Un diagnostic brutal et des arrêts de travail à renouveler chaque mois
Les premiers signes surviennent à l’été 2025, lorsque Maryline découvre une boule au sein gauche et se sent très fatiguée. Sans son médecin traitant disponible, elle attend, puis se rend aux urgences, accompagnée par ses collègues. Début septembre, le diagnostic tombe et l’oblige à cesser toute activité professionnelle. Elle obtient de son médecin des arrêts de travail d’un mois, qu’il faut renouveler au fil des rendez-vous.
Mais la situation administrative se complique : son médecin traitant s’est installé au printemps dans le Sud-Charente et « était souvent absent », ce qui rend difficile l’obtention régulière des renouvellements. Face à ces obstacles, Maryline se tourne vers d’autres praticiens à Girac, qu’elle remercie pour leur aide.
« Là-bas tout le monde a été génial. Ils se sont démenés alors qu’ils courent partout. »
Des refus d’indemnisation et la rigidité des formulaires
La galère administrative ne se limite pas aux rendez-vous médicaux.

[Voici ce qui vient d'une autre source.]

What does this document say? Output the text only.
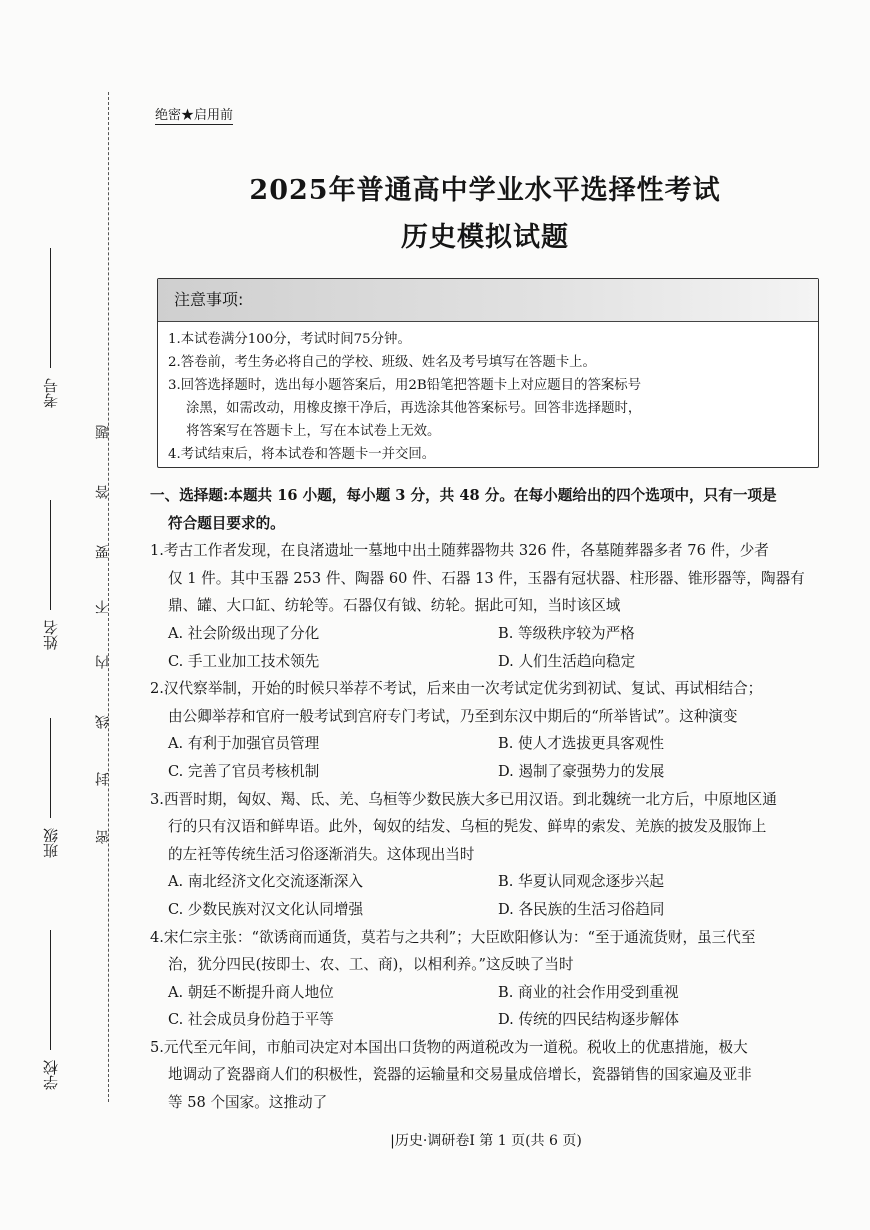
考号
姓名
班级
学校
题
答
要
不
内
线
封
密
绝密★启用前
2025年普通高中学业水平选择性考试
历史模拟试题
注意事项:
1.本试卷满分100分，考试时间75分钟。
2.答卷前，考生务必将自己的学校、班级、姓名及考号填写在答题卡上。
3.回答选择题时，选出每小题答案后，用2B铅笔把答题卡上对应题目的答案标号
涂黑，如需改动，用橡皮擦干净后，再选涂其他答案标号。回答非选择题时，
将答案写在答题卡上，写在本试卷上无效。
4.考试结束后，将本试卷和答题卡一并交回。
一、选择题:本题共 16 小题，每小题 3 分，共 48 分。在每小题给出的四个选项中，只有一项是
符合题目要求的。
1.考古工作者发现，在良渚遗址一墓地中出土随葬器物共 326 件，各墓随葬器多者 76 件，少者
仅 1 件。其中玉器 253 件、陶器 60 件、石器 13 件，玉器有冠状器、柱形器、锥形器等，陶器有
鼎、罐、大口缸、纺轮等。石器仅有钺、纺轮。据此可知，当时该区域
A. 社会阶级出现了分化	B. 等级秩序较为严格
C. 手工业加工技术领先	D. 人们生活趋向稳定
2.汉代察举制，开始的时候只举荐不考试，后来由一次考试定优劣到初试、复试、再试相结合；
由公卿举荐和官府一般考试到宫府专门考试，乃至到东汉中期后的“所举皆试”。这种演变
A. 有利于加强官员管理	B. 使人才选拔更具客观性
C. 完善了官员考核机制	D. 遏制了豪强势力的发展
3.西晋时期，匈奴、羯、氐、羌、乌桓等少数民族大多已用汉语。到北魏统一北方后，中原地区通
行的只有汉语和鲜卑语。此外，匈奴的结发、乌桓的髡发、鲜卑的索发、羌族的披发及服饰上
的左衽等传统生活习俗逐渐消失。这体现出当时
A. 南北经济文化交流逐渐深入	B. 华夏认同观念逐步兴起
C. 少数民族对汉文化认同增强	D. 各民族的生活习俗趋同
4.宋仁宗主张：“欲诱商而通货，莫若与之共利”；大臣欧阳修认为：“至于通流货财，虽三代至
治，犹分四民(按即士、农、工、商)，以相利养。”这反映了当时
A. 朝廷不断提升商人地位	B. 商业的社会作用受到重视
C. 社会成员身份趋于平等	D. 传统的四民结构逐步解体
5.元代至元年间，市舶司决定对本国出口货物的两道税改为一道税。税收上的优惠措施，极大
地调动了瓷器商人们的积极性，瓷器的运输量和交易量成倍增长，瓷器销售的国家遍及亚非
等 58 个国家。这推动了
|历史·调研卷Ⅰ 第 1 页(共 6 页)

La CPAM informe Maryline d’un contrôle et lui notifie qu’elle ne sera pas indemnisée pour les mois de juillet et août : pour l’organisme, elle n’était pas en arrêt de travail sur cette période. L’explication fournie par la patiente est claire : le formulaire utilisé par le cancérologue lors d’un rendez-vous avant l’été n’est plus valable depuis septembre 2025, et elle n’a pas pu obtenir d’arrêt de travail daté avant début septembre faute de médecin traitant disponible.
Cette situation illustre la fragilité des droits aux indemnités quand la continuité du médecin traitant fait défaut et quand les règles administratives ne tiennent pas compte des ruptures de parcours de soins.

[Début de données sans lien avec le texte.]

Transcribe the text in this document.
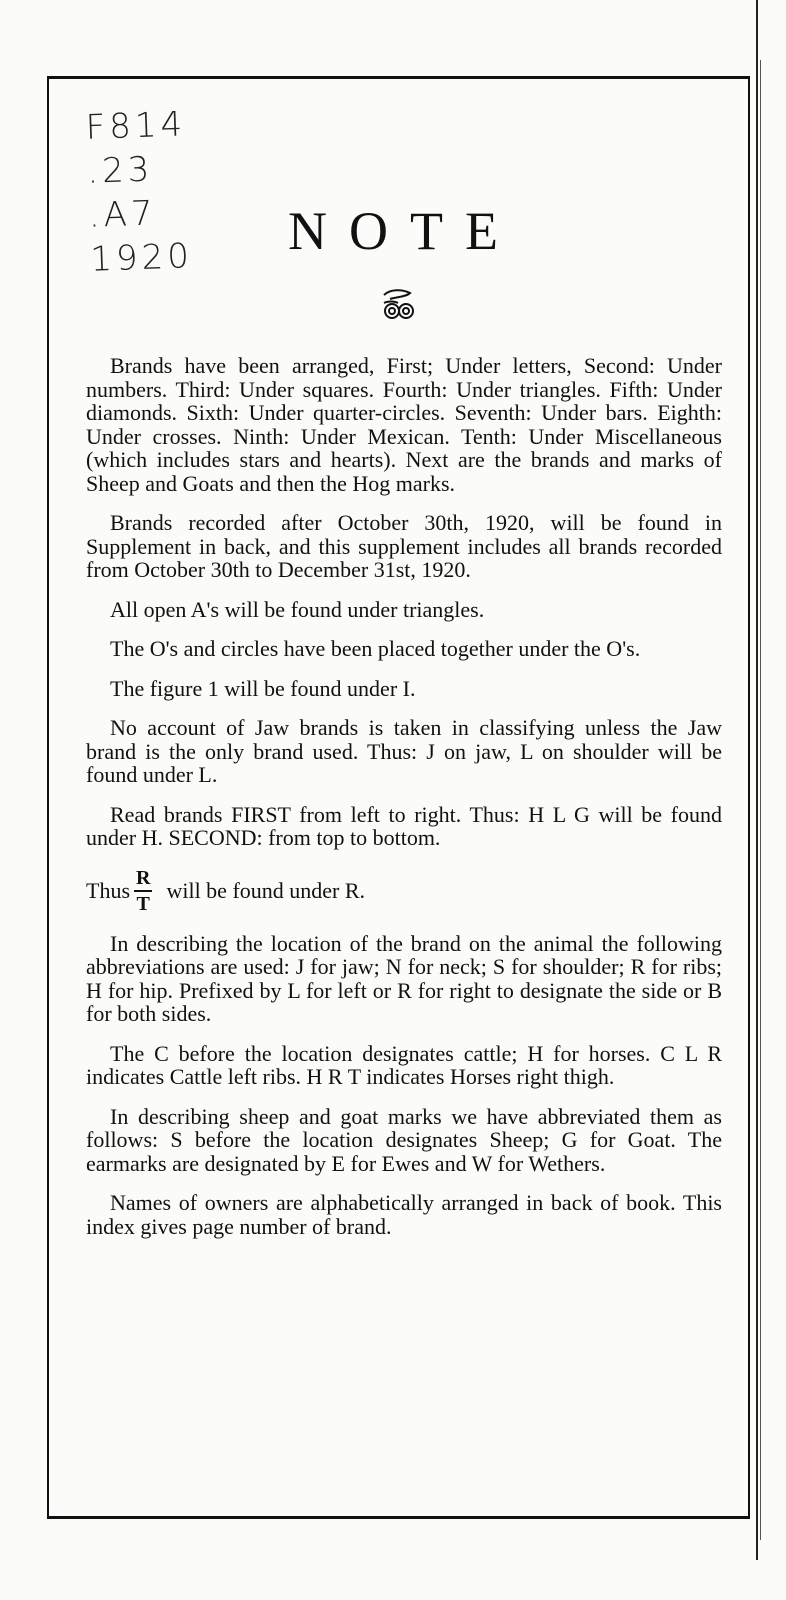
F814
.23
.A7
1920	NOTE

Brands have been arranged, First; Under letters, Second: Under numbers. Third: Under squares. Fourth: Under triangles. Fifth: Under diamonds. Sixth: Under quarter-circles. Seventh: Under bars. Eighth: Under crosses. Ninth: Under Mexican. Tenth: Under Miscellaneous (which includes stars and hearts). Next are the brands and marks of Sheep and Goats and then the Hog marks.

Brands recorded after October 30th, 1920, will be found in Supplement in back, and this supplement includes all brands recorded from October 30th to December 31st, 1920.

All open A's will be found under triangles.

The O's and circles have been placed together under the O's.

The figure 1 will be found under I.

No account of Jaw brands is taken in classifying unless the Jaw brand is the only brand used. Thus: J on jaw, L on shoulder will be found under L.

Read brands FIRST from left to right. Thus: H L G will be found under H. SECOND: from top to bottom.

Thus $\frac{R}{T}$ will be found under R.

In describing the location of the brand on the animal the following abbreviations are used: J for jaw; N for neck; S for shoulder; R for ribs; H for hip. Prefixed by L for left or R for right to designate the side or B for both sides.

The C before the location designates cattle; H for horses. C L R indicates Cattle left ribs. H R T indicates Horses right thigh.

In describing sheep and goat marks we have abbreviated them as follows: S before the location designates Sheep; G for Goat. The earmarks are designated by E for Ewes and W for Wethers.

Names of owners are alphabetically arranged in back of book. This index gives page number of brand.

Au quotidien, une volonté de normalité malgré la maladie
Malgré la fatigue et les traitements, Maryline tente de maintenir une vie sociale et familiale : elle raconte qu’elle continuait « chaque mois d’aller payer [son] loyer à pied, d’aller manger au resto avec des collègues, même si [elle] ne pouvais rien avaler et de voir [ses] enfants ». Son logement, décoré « aux couleurs des États-Unis », reflète cette volonté de garder une vie ordinaire. Elle dit aussi avoir arrêté de fumer immédiatement après l’annonce du diagnostic : « Ça m’a fait arrêter la cigarette dans la seconde. »
- Début des symptômes et premier recours aux urgences : été 2025
- Diagnostic : début septembre 2025 (cancer du sein, tumeur utérine, tâches au poumon)
- Problème principal : absence du médecin traitant établi après son installation au printemps dans le Sud-Charente
- Conséquence administrative : refus d’indemnisation pour juillet et août par la CPAM
Chronologie résumée
| Période | Événement |
|---|---|
| Été 2025 | Apparition des symptômes, passage aux urgences |
| Début septembre 2025 | Diagnostic médical (cancer du sein, tumeur utérine, lésions pulmonaires) |
| Printemps (année non précisée) | Départ du médecin traitant vers le Sud-Charente |
| Septembre 2025 | Formulaire médical antérieur devenu invalide ; difficultés pour la CPAM |
Le témoignage pose plusieurs questions concrètes pour les habitants d’Angoulême : comment préserver la continuité des soins quand un médecin s’éloigne ? Comment éviter que des formalités administratives privent des malades de droits essentiels ?
Sans préjuger des décisions de la CPAM ni des réponses locales qui pourraient être apportées, ce cas met en lumière la vulnérabilité des patients confrontés à une maladie grave et à une administration rigoureuse. Maryline, qui dit « avoir la pêche » certains jours et connaître des épisodes d’épuisement d’autres jours, incarne la difficulté de concilier traitement médical, démarches administratives et vie quotidienne.
À Angoulême, ce témoignage devrait relancer le débat sur l’accès au médecin traitant et sur les procédures de reconnaissance des arrêts de travail, en particulier pour les personnes atteintes de pathologies lourdes et nécessitant une prise en charge coordonnée.